Systemic C. fetus infections, such as sepsis or meningitis, should be treated with parenteral antibiotics. Through a systematic review, we identified that most of the recently reported cases of C. fetus meningitis were treated with carbapenem antibiotics, similar to the present case. However, C. fetus is generally susceptible to ampicillin, cefotaxime, ciprofloxacin, aminoglycoside, and imipenem but not erythromycin [11]. Despite these patterns of antimicrobial susceptibility, C. fetus infection in the central nervous system should be treated with prolonged antibiotic treatment for at least 2–3 weeks [1]. The surface-layer proteins of C. fetus, critical factors in its virulence that form a capsule-like structure, can undergo antigenic variation that enables evasion of the host’s immune system [12]. Therefore, an invasive C. fetus infection could relapse or persist even several years after the initial episode.

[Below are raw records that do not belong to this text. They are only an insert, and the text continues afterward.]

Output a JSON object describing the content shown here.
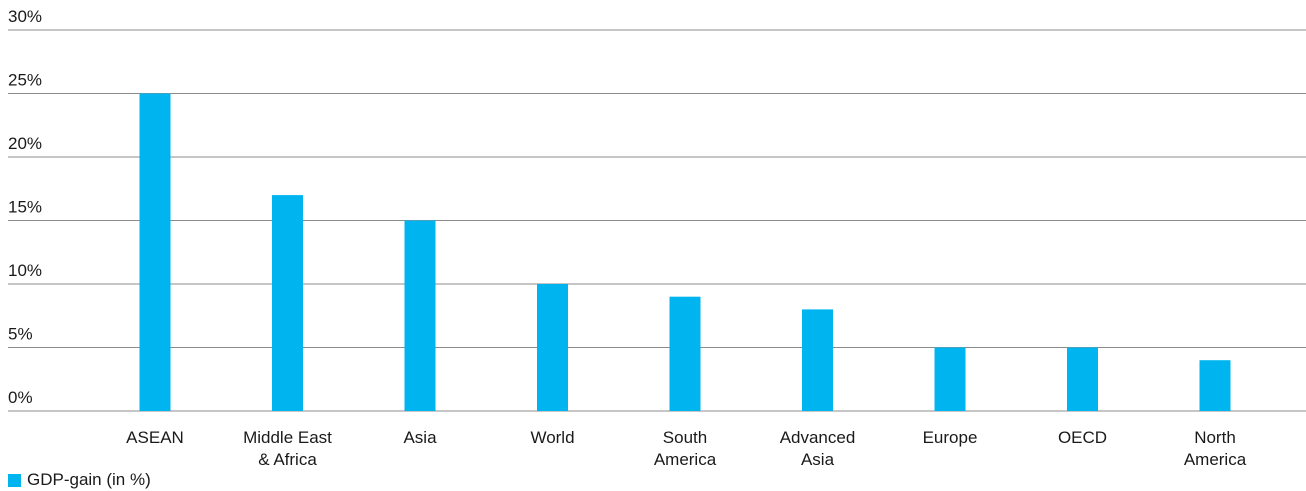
{
  "chart_data": {
    "type": "bar",
    "categories": [
      [
        "ASEAN"
      ],
      [
        "Middle East",
        "& Africa"
      ],
      [
        "Asia"
      ],
      [
        "World"
      ],
      [
        "South",
        "America"
      ],
      [
        "Advanced",
        "Asia"
      ],
      [
        "Europe"
      ],
      [
        "OECD"
      ],
      [
        "North",
        "America"
      ]
    ],
    "series": [
      {
        "name": "GDP-gain (in %)",
        "values": [
          25,
          17,
          15,
          10,
          9,
          8,
          5,
          5,
          4
        ]
      }
    ],
    "ylim": [
      0,
      30
    ],
    "yticks": [
      "0%",
      "5%",
      "10%",
      "15%",
      "20%",
      "25%",
      "30%"
    ],
    "grid": true,
    "legend_position": "bottom-left",
    "bar_color": "#00b5ef",
    "grid_color": "#8c8c8c"
  }
}
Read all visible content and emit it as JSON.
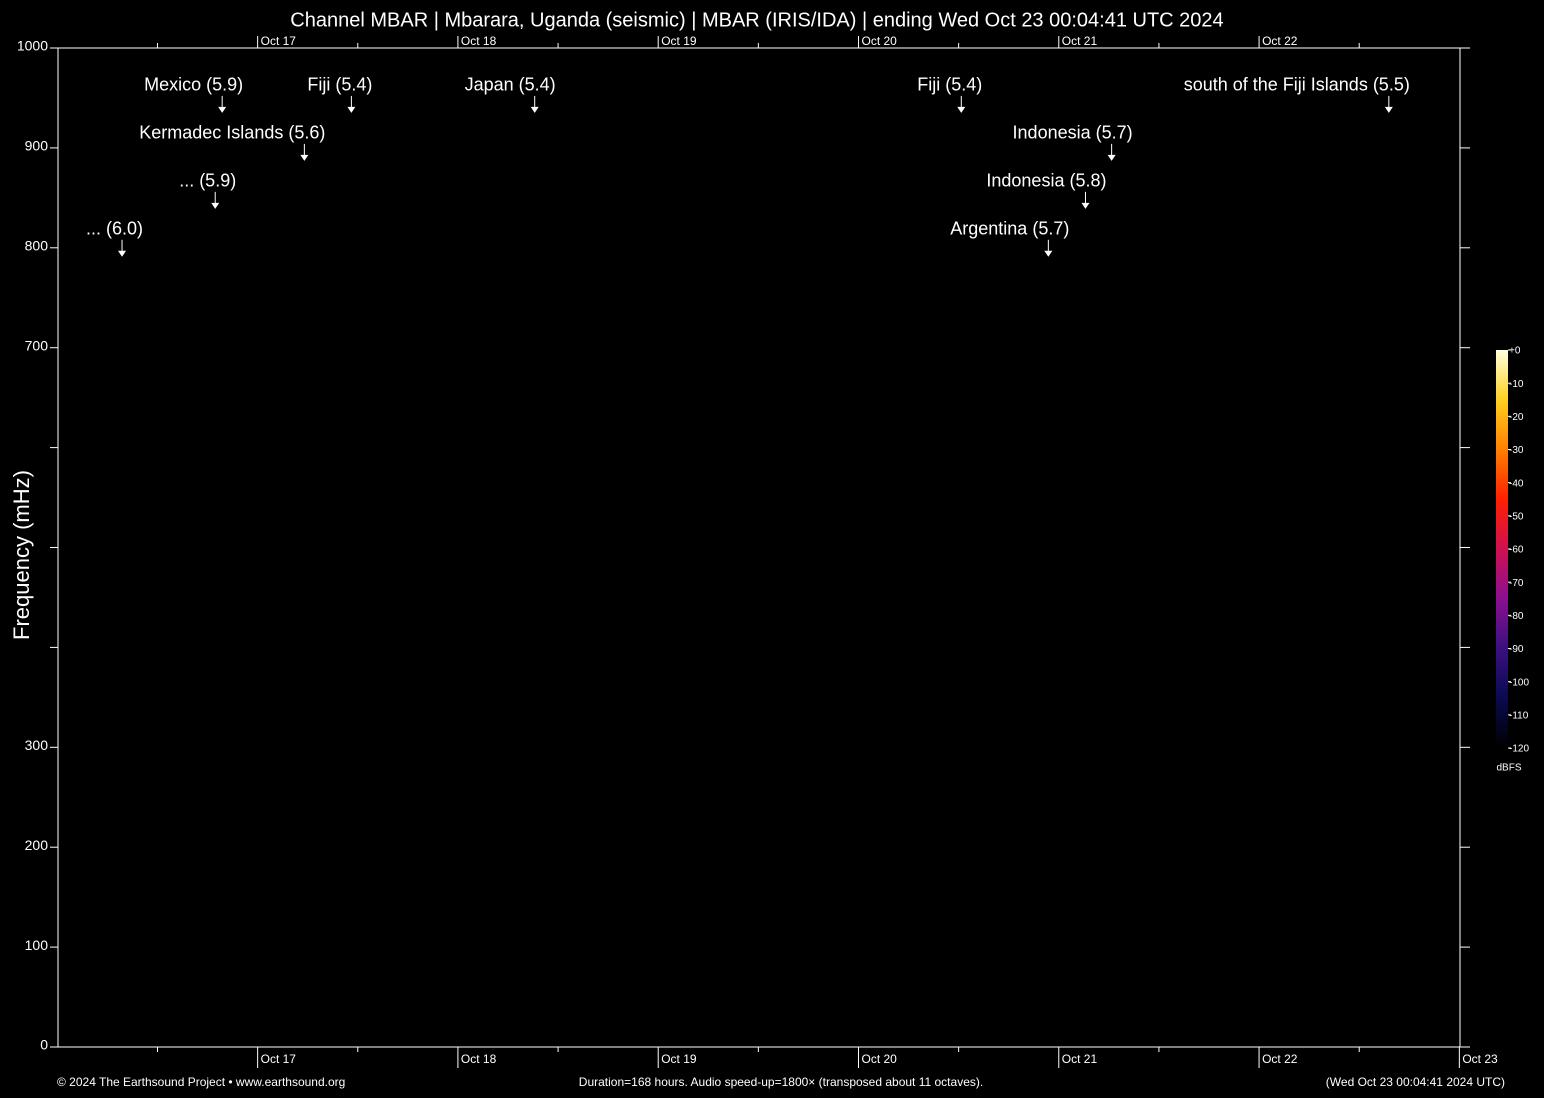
{
  "chart_data": {
    "type": "spectrogram",
    "title": "Channel MBAR | Mbarara, Uganda (seismic) | MBAR (IRIS/IDA) | ending Wed Oct 23 00:04:41 UTC 2024",
    "ylabel": "Frequency (mHz)",
    "ylim": [
      0,
      1000
    ],
    "yticks": [
      0,
      100,
      200,
      300,
      700,
      800,
      900,
      1000
    ],
    "yticks_minor": [
      400,
      500,
      600
    ],
    "xlim": [
      "2024-10-16T00:04:41",
      "2024-10-23T00:04:41"
    ],
    "xticks": [
      {
        "value": "2024-10-17T00:00:00",
        "label": "Oct 17"
      },
      {
        "value": "2024-10-18T00:00:00",
        "label": "Oct 18"
      },
      {
        "value": "2024-10-19T00:00:00",
        "label": "Oct 19"
      },
      {
        "value": "2024-10-20T00:00:00",
        "label": "Oct 20"
      },
      {
        "value": "2024-10-21T00:00:00",
        "label": "Oct 21"
      },
      {
        "value": "2024-10-22T00:00:00",
        "label": "Oct 22"
      },
      {
        "value": "2024-10-23T00:00:00",
        "label": "Oct 23"
      }
    ],
    "xticks_minor": [
      "2024-10-16T12:00:00",
      "2024-10-17T12:00:00",
      "2024-10-18T12:00:00",
      "2024-10-19T12:00:00",
      "2024-10-20T12:00:00",
      "2024-10-21T12:00:00",
      "2024-10-22T12:00:00"
    ],
    "events": [
      {
        "label": "... (6.0)",
        "x": "2024-10-16T07:45:00",
        "y": 791
      },
      {
        "label": "... (5.9)",
        "x": "2024-10-16T18:55:00",
        "y": 839
      },
      {
        "label": "Mexico (5.9)",
        "x": "2024-10-16T19:45:00",
        "y": 935
      },
      {
        "label": "Kermadec Islands (5.6)",
        "x": "2024-10-17T05:36:00",
        "y": 887
      },
      {
        "label": "Fiji (5.4)",
        "x": "2024-10-17T11:14:00",
        "y": 935
      },
      {
        "label": "Japan (5.4)",
        "x": "2024-10-18T09:12:00",
        "y": 935
      },
      {
        "label": "Fiji (5.4)",
        "x": "2024-10-20T12:19:00",
        "y": 935
      },
      {
        "label": "Argentina (5.7)",
        "x": "2024-10-20T22:45:00",
        "y": 791
      },
      {
        "label": "Indonesia (5.8)",
        "x": "2024-10-21T03:12:00",
        "y": 839
      },
      {
        "label": "Indonesia (5.7)",
        "x": "2024-10-21T06:20:00",
        "y": 887
      },
      {
        "label": "south of the Fiji Islands (5.5)",
        "x": "2024-10-22T15:33:00",
        "y": 935
      }
    ],
    "colorbar": {
      "label": "dBFS",
      "lim": [
        -120,
        0
      ],
      "ticks": [
        {
          "value": 0,
          "label": "+0"
        },
        -10,
        -20,
        -30,
        -40,
        -50,
        -60,
        -70,
        -80,
        -90,
        -100,
        -110,
        -120
      ],
      "colormap": [
        "#000000",
        "#0a0a50",
        "#3a1080",
        "#8a1090",
        "#d01050",
        "#ff2000",
        "#ff8000",
        "#ffd020",
        "#ffffe0"
      ]
    },
    "footer": {
      "left": "© 2024 The Earthsound Project • www.earthsound.org",
      "center": "Duration=168 hours. Audio speed-up=1800× (transposed about 11 octaves).",
      "right": "(Wed Oct 23 00:04:41 2024 UTC)"
    }
  }
}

To the best of our knowledge, human Cfv infection has rarely been reported: We found only one case of an adult with meningitis and five cases of patients with bacteremia [9, 13]. These human cases with Cfv infection were mainly identified by 16S rRNA sequencing analysis. However, it could be difficult to differentiate between subspecies fetus and venerealis because of the modest subspecies-specific variation at the genome level [14]. A case of meningitis revealed that Cff and Cfv were verified through matrix-assisted laser desorption/ionization-time of flight mass spectrometry (MALI-TOF-MD) and 16S rRNA sequencing. Although five cases of bacteremia were identified as Cfv on the 16S rRNA sequencing analysis, three cases were identified as Cff and the other two cases were identified as Cfv by the multiplex PCR method using the cadF, hipO, and asp genes. Other bacteremia or meningitis cases attributed to C. fetus subspecies were mostly caused by Cff. The present case demonstrated that Cfv isolated from the blood has sequences distinct from Cff based on the 16S rRNA sequence and phylogenetic analysis.

Our case suggests that Cfv could cause human systemic infections, such as meningitis, and may be associated with companion animals in addition to well-known animal hosts.